Link: Slashdot: News for nerds, stuff that matters.
"A colony of bacteria found 2.8 kilometers below the Earth’s surface in a South African gold mine is able to sustain itself without energy from the Sun. While sub-surface colonies of microorganisms utilizing sulfur (mostly near deep sea hydrothermal vents) is not new, this particular colony is unusual. The colony does it by relying on radioactive uranium to split water into hydrogen gas. Thus, instead of solar energy and photosynthesis, this species relies on radioactive materials and sulfur/hydrogen to facilitate its energy needs. There is some speculation about life on other planets in the article as well."

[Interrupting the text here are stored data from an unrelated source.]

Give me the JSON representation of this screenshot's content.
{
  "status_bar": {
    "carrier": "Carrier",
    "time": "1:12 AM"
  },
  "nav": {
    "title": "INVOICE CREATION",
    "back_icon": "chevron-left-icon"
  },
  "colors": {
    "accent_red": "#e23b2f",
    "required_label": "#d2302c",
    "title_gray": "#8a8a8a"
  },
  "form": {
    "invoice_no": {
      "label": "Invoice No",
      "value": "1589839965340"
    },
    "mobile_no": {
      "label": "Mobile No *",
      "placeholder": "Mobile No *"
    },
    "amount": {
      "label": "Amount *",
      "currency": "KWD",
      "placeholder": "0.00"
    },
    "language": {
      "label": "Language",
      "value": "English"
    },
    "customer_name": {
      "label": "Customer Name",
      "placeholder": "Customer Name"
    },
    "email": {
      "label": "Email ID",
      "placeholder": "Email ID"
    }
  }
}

The original post over on Slashdot links directly to the new release on the Indiana University website. This sort of discovery really is important because it shows that life is a great deal more widespread than we have previously suspected, and that it can exist in much more different ways that we would normally think.
Now the question is starting to change from "is there life on Mars?" to "where and what sorts of life are there to be found on Mars?" – to say nothing of what we might find on the Galilean moons of Jupiter. (Europa in particular…)
If you like playing around with moral speculation, what happens to our thinking about teraforming Mars for human habitation should we discover an indigenous life form already existing there?
Sort of puts another spin on the line in the Nicene Creed: “of all that is, seen and unseen.”